If you change your browser's UserAgent string to Googlebot, then your client will be treated as a first-class citizen, by many of these sites. Google always wins, so let's all be Google.
It's extremely rare to be ip-blocked by any website just for using the Google's user agent from a non-specific range. IP's get re-used and you can switch to a new one easily, so it's really not common or good practice for this to happen.
> IP's get re-used and you can switch to a new one easily, so it's really not common or good practice for this to happen.
On the flip side, some people can't change their IP addresses easily, and getting IP banned (even if rare because of the reasons you stated) is actually a major hassle when it actually happens for those people. :/
Is that really a thing? That must be such a hazard for their developers. I usually have a test for sites that I work on, that scrapes a few URLs as Googlebot, to verify that they are getting an optimized view (no JS, structural-only css).
Yes. Googlebot only crawls from legit addresses (even when their developers are trying new things) so it's an easy scraper/scammer signal to key off of.

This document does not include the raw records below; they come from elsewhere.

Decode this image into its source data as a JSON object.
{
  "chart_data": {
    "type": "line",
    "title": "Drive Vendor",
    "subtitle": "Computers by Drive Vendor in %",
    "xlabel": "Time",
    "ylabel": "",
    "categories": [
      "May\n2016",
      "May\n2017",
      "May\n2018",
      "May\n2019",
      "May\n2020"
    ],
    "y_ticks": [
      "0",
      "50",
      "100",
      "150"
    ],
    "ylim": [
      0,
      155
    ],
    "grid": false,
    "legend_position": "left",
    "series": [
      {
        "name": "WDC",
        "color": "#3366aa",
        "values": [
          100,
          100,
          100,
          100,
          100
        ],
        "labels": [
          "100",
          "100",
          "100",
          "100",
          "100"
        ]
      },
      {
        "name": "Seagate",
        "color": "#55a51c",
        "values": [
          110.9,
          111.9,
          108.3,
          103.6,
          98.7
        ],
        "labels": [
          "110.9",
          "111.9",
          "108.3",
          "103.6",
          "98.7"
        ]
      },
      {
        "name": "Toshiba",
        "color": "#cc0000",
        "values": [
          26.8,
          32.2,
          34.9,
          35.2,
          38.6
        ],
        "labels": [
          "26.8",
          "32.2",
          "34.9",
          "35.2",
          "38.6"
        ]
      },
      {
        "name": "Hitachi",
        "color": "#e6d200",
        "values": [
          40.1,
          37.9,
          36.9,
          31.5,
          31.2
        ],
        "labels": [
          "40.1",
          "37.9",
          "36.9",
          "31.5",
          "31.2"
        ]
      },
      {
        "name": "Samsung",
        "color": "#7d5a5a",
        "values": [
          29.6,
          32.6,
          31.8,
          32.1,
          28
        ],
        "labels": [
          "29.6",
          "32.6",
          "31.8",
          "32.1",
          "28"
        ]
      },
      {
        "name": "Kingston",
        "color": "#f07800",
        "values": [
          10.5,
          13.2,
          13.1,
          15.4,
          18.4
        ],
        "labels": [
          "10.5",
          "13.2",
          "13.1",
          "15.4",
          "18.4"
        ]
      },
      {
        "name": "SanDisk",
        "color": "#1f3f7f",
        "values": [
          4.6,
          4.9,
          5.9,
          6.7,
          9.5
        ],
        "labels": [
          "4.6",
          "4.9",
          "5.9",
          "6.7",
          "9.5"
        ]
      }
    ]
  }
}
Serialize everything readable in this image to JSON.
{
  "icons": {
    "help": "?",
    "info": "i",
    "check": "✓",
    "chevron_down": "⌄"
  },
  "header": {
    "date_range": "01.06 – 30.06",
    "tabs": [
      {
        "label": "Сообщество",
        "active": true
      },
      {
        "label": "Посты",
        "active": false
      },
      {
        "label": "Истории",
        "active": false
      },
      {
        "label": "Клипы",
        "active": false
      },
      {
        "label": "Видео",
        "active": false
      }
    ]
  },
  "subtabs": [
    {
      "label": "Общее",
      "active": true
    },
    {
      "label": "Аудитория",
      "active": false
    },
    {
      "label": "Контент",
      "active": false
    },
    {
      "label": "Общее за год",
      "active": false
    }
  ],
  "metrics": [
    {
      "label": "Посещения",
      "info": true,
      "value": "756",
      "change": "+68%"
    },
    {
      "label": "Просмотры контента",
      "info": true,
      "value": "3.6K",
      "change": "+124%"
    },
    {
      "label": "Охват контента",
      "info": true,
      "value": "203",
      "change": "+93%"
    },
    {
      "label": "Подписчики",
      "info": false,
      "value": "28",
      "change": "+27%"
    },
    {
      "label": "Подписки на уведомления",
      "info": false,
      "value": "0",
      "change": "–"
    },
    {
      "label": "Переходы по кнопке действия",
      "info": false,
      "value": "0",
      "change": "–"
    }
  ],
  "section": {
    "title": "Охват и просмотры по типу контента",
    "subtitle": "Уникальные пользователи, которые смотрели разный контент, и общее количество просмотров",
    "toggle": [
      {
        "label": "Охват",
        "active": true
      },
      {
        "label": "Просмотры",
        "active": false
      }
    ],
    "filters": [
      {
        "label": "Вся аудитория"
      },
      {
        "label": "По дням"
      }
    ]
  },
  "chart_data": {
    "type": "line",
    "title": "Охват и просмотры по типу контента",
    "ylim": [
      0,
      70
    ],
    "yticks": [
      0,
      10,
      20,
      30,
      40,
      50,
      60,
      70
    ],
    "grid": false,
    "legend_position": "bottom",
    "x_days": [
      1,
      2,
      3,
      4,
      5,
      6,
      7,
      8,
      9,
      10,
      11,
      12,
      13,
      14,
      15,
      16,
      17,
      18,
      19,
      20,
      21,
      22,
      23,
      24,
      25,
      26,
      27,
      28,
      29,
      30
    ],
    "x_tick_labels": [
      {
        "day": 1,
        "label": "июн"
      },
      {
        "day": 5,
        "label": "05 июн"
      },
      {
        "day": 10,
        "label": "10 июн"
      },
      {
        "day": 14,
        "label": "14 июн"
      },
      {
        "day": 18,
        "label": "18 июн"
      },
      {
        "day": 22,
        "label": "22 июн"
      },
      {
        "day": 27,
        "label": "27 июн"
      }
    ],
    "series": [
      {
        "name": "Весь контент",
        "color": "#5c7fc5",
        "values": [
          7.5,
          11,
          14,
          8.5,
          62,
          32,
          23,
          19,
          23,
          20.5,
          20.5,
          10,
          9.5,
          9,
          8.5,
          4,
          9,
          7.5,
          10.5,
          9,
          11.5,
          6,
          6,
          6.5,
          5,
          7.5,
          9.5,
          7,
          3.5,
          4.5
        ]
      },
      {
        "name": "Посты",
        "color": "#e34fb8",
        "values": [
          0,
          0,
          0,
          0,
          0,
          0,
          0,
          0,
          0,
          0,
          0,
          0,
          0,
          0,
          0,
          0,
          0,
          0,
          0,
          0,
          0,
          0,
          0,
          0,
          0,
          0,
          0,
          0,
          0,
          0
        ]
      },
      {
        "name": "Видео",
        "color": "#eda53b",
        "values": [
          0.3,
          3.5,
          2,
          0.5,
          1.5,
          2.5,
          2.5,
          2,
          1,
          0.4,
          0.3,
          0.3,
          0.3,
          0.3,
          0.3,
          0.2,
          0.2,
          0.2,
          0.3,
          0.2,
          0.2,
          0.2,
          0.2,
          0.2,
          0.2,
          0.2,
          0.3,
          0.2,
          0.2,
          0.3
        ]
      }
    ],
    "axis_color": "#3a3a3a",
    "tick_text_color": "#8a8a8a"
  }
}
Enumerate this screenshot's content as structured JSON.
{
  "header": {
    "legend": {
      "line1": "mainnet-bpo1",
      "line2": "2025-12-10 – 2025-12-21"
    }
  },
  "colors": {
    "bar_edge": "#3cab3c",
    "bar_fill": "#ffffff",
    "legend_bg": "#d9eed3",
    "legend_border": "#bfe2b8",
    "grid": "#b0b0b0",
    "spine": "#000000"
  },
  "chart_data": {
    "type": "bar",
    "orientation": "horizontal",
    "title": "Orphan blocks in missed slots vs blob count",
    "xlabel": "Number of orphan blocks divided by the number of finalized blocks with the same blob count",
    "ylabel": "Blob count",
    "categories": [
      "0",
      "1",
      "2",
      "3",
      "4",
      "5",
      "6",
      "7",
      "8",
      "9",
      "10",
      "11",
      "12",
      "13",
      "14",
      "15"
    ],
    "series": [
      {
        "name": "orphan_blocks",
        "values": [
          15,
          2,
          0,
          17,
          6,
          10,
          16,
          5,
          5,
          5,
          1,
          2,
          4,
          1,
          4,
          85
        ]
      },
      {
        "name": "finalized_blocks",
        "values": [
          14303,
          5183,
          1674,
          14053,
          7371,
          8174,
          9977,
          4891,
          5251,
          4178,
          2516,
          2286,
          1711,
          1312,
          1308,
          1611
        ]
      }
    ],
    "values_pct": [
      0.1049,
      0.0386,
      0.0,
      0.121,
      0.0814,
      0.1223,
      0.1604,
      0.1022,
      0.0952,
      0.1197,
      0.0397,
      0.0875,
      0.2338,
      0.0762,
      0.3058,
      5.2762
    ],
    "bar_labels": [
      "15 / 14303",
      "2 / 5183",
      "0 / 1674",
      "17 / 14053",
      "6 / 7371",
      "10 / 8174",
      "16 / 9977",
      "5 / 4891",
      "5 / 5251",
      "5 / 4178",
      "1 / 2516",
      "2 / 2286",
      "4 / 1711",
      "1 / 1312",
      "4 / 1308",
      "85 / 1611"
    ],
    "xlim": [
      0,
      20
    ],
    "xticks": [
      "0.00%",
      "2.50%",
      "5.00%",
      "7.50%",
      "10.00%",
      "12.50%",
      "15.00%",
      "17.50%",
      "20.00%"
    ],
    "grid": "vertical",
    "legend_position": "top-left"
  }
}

No. It allows Google bots to see full articles, but shows only the first paragraph or so to non-subscribers. Even if they're coming from Google search results.
However, I don't see cache links on Google :(
Edit: Oops, I'm wrong. The article does say that the Google bot only sees the first paragraph or so.
"The reason: Google search results are based on an algorithm that scans the internet for free content. After the Journal’s free articles went behind a paywall, Google’s bot only saw the first few paragraphs and started ranking them lower, limiting the Journal’s viewership."
I call that enacting the nuclear option. It's almost guaranteed to win the war with ad-tech! It should be enacted for sites with run-away ad engines that spin up your CPU fans and make scrolling laggy.
Of course, the problem with nuclear is collateral damage. Drop the bomb and ads don't work, but neither does a lot of other stuff. E.g., the site shows a blank screen, images are invisible or blurry, drop-down menus don't drop. And, of course, the deal-breaker: videos don't play.
The remedy for killing JavaScript is more JavaScript (and CSS). But supplied inside a Chrome extension targeted at the offending site. An injected stylesheet makes `<body>` visible again, hides assorted useless junk, and styles injected UI elements. Your content scripts load the missing images, drop the menus down, and play the unplayable videos in button-activated pop-over windows displayed at superior resolution.
Of course, the problem is, there are a lot of sites out there, and they change unpredictably, requiring your extension library to change in response. That argues for crowd-sourcing the extension library, but the crowd needs to be proficient in HTML, JavaScript, and CSS and know the ins and outs of browser extensions and care and have time.
You can completely change how a site presents. E.g., change a slide-show in a static slide window that barely moves due to the background ad-tech load changes into a set of `divs` that roll upwards as your finger swipes.
It's a hobby at best. Disabling ad-tech components by origin is the practical option.
Call me Dr. Strangelove, then. I usually browse with JS off, enabling it on occasion. And there are some whitelisted sites.
I used to play around with filtering sites to make them less antisocial, but find that slog less entertaining these days. So now when confronted with a site that's useless without JS, eh, there's almost always another site out there that doesn't mind the terms I demand for my attention.